Hoping not to prejudice Colwell against Loma Linda, they identified themselves by name only. Deliberately they said nothing about Loma Linda or their church. They would do nothing to jeopardize the possibility of the denomination’s starting an AMA-accredited medical school. They simply asked what facilities would be needed to establish an acceptable medical college.

He said they would need a large campus, an adequate library, pharmacology and pathology laboratories, a number of classrooms, a 100-bed hospital, many specialists in each branch of medicine, and strong financial backing.

Daniells and Salisbury thanked Dr. Colwell and started to leave. Jumping to his feet, Colwell pointed at Daniells: “And you tell those people at Loma Linda these facts!”

"What makes you think we are from Loma Linda?" Daniells inquired.

"Because," Colwell answered, "Nobody in the world is so foolish as to think you can build and maintain a medical college without money, except you Adventists!"

"Well, Dr. Colwell, suppose we put it on anyway?" asked Daniells.

"You put it on," Colwell snapped, "and we’ll put it off. We are not going to have any more of these ‘one-horse’ medical schools in this country!"

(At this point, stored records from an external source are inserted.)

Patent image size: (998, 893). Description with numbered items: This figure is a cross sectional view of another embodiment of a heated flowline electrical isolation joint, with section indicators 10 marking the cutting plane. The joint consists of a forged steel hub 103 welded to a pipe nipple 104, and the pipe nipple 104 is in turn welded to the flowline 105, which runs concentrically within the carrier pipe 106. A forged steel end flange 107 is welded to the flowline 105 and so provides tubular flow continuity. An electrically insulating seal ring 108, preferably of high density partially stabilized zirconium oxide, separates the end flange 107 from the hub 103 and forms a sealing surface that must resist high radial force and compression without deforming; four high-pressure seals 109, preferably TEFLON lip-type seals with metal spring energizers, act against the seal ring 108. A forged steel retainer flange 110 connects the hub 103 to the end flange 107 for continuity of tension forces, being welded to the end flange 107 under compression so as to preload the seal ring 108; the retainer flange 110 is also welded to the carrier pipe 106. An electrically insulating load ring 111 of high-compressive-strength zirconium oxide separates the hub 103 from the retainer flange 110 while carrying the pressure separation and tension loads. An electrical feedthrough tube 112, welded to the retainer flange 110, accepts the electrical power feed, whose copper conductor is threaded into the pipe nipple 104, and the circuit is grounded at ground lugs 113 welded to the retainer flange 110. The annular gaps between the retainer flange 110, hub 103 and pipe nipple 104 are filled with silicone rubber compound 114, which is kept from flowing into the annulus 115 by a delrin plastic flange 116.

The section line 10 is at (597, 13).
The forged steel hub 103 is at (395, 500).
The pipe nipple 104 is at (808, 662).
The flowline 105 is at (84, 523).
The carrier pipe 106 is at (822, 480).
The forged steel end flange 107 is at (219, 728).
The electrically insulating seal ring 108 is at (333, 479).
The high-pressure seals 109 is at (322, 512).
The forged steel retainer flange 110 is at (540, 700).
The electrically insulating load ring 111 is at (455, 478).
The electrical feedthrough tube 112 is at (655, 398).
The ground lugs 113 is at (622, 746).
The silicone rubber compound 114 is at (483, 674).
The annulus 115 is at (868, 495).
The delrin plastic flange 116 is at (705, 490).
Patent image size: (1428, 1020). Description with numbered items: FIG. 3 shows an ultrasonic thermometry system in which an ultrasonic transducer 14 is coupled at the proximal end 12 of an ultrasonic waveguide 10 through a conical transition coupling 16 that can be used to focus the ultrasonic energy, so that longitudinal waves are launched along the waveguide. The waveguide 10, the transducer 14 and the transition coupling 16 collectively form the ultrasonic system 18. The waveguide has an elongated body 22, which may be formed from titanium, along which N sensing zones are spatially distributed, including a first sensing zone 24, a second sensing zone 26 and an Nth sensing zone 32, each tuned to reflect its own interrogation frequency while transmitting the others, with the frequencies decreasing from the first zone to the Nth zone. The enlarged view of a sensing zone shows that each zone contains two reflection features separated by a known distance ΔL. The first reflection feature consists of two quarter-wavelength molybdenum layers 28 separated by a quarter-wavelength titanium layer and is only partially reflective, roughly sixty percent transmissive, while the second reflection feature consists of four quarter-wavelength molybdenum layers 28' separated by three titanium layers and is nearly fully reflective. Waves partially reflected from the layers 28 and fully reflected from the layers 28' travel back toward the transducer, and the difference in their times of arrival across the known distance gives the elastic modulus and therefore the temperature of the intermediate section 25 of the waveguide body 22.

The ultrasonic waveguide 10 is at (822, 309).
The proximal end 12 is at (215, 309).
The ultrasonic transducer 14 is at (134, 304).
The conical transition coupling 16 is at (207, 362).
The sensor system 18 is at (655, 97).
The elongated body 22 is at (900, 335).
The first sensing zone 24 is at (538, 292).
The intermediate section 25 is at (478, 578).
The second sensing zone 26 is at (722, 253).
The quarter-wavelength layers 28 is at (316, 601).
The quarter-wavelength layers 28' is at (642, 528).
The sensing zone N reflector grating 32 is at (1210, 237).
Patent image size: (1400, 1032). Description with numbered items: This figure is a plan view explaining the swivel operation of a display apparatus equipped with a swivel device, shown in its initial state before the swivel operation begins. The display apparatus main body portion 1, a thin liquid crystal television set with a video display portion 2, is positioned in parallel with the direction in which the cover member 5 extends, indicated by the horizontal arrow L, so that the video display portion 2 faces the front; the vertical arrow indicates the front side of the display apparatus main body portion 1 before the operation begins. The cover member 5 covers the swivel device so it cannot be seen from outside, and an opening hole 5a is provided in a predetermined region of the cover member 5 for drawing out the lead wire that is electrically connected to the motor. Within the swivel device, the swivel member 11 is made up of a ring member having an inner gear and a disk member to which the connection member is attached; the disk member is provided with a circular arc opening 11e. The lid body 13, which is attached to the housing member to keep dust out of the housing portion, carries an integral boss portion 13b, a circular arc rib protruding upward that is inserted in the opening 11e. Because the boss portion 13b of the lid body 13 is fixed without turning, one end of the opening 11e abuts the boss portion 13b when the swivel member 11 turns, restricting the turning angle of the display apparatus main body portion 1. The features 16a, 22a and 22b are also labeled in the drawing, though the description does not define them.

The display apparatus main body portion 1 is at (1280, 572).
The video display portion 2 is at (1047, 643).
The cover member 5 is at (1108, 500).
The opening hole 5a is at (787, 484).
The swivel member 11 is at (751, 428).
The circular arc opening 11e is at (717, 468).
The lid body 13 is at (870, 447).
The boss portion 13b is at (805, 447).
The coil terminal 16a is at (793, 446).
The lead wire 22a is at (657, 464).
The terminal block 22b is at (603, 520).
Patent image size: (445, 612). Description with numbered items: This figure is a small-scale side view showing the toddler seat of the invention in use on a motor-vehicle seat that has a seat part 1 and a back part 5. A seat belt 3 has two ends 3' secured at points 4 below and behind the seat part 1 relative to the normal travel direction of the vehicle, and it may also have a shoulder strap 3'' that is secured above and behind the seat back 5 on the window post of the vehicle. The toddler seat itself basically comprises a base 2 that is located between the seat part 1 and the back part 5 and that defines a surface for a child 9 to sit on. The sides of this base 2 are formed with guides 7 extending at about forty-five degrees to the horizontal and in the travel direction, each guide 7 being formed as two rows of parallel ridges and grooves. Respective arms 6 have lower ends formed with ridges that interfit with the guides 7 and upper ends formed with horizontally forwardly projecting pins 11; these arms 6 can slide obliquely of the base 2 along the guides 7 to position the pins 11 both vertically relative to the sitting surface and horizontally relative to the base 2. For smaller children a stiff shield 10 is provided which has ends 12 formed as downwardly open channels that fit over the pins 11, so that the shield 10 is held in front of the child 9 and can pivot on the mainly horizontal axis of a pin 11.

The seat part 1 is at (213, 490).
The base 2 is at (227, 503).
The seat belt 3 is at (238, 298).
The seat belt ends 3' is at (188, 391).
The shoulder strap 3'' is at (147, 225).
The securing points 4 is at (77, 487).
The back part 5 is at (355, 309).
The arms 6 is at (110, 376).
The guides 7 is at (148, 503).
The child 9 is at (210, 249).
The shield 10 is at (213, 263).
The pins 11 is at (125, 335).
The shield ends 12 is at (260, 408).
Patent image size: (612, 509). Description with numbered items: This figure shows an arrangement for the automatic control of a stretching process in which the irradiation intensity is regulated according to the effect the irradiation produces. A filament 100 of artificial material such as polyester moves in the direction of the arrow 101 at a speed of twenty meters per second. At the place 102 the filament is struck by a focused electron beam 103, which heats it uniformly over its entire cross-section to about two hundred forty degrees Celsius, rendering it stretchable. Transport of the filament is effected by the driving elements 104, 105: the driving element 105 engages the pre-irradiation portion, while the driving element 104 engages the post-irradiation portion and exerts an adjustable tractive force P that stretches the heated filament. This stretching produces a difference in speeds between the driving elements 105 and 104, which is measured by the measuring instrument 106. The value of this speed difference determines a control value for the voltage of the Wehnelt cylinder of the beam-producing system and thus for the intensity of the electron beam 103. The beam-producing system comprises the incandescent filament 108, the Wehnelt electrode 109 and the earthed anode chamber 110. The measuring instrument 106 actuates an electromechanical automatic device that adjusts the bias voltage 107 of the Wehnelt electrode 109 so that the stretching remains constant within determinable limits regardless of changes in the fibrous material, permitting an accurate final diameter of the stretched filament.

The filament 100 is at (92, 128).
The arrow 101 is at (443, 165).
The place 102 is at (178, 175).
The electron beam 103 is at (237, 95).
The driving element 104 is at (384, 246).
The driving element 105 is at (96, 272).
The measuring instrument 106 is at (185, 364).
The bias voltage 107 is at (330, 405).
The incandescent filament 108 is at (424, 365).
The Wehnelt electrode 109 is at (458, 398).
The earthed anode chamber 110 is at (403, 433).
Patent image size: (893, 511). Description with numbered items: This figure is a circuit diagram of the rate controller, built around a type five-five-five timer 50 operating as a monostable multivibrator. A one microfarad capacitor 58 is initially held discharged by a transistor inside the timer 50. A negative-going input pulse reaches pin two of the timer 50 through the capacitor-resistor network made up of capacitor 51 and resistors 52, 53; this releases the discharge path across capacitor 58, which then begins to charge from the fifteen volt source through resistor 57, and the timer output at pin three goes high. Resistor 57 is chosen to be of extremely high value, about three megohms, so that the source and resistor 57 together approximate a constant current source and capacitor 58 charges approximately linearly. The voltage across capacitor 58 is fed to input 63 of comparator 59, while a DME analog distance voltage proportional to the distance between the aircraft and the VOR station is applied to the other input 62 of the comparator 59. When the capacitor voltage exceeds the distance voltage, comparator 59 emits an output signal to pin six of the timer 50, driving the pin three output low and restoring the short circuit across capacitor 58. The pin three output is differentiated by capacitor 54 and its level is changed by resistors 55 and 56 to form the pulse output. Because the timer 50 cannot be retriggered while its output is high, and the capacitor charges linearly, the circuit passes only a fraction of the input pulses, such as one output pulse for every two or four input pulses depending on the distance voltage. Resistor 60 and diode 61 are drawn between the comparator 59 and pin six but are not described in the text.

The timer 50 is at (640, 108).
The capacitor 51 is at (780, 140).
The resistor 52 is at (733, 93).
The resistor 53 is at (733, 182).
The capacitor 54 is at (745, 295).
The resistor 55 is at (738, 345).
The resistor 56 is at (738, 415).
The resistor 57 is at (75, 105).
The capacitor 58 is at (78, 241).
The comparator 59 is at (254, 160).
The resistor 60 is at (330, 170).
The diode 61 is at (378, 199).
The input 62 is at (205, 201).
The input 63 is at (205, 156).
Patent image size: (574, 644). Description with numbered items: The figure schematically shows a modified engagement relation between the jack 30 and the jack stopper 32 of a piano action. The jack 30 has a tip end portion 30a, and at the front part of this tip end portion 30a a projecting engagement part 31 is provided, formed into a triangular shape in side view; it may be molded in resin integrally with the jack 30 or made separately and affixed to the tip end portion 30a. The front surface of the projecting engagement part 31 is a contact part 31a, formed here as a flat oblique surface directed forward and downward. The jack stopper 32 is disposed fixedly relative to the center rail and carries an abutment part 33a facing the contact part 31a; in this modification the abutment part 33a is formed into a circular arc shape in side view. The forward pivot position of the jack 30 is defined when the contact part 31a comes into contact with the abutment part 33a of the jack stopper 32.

What to do? Colwell’s “laundry list” looked very challenging.

First, on May 11, 1910, the Board of Trustees elected Wells A. Ruble, MD, medical secretary of the General Conference, as president of the medical college. Then they "put it on anyway," with a new corporation consolidating the Sanitarium and the College and their respective Boards of Trustees. How could they take such a bold step—virtually an act of defiance? The instruction from Ellen G. White, however, had been so definite that earlier the Committee on Plans voted that the new school be established on a broader and firmer basis. They recommended that the General Conference and the Union Conferences all give support to the project. The General Conference set the proposal before its Spring Council in April 1910.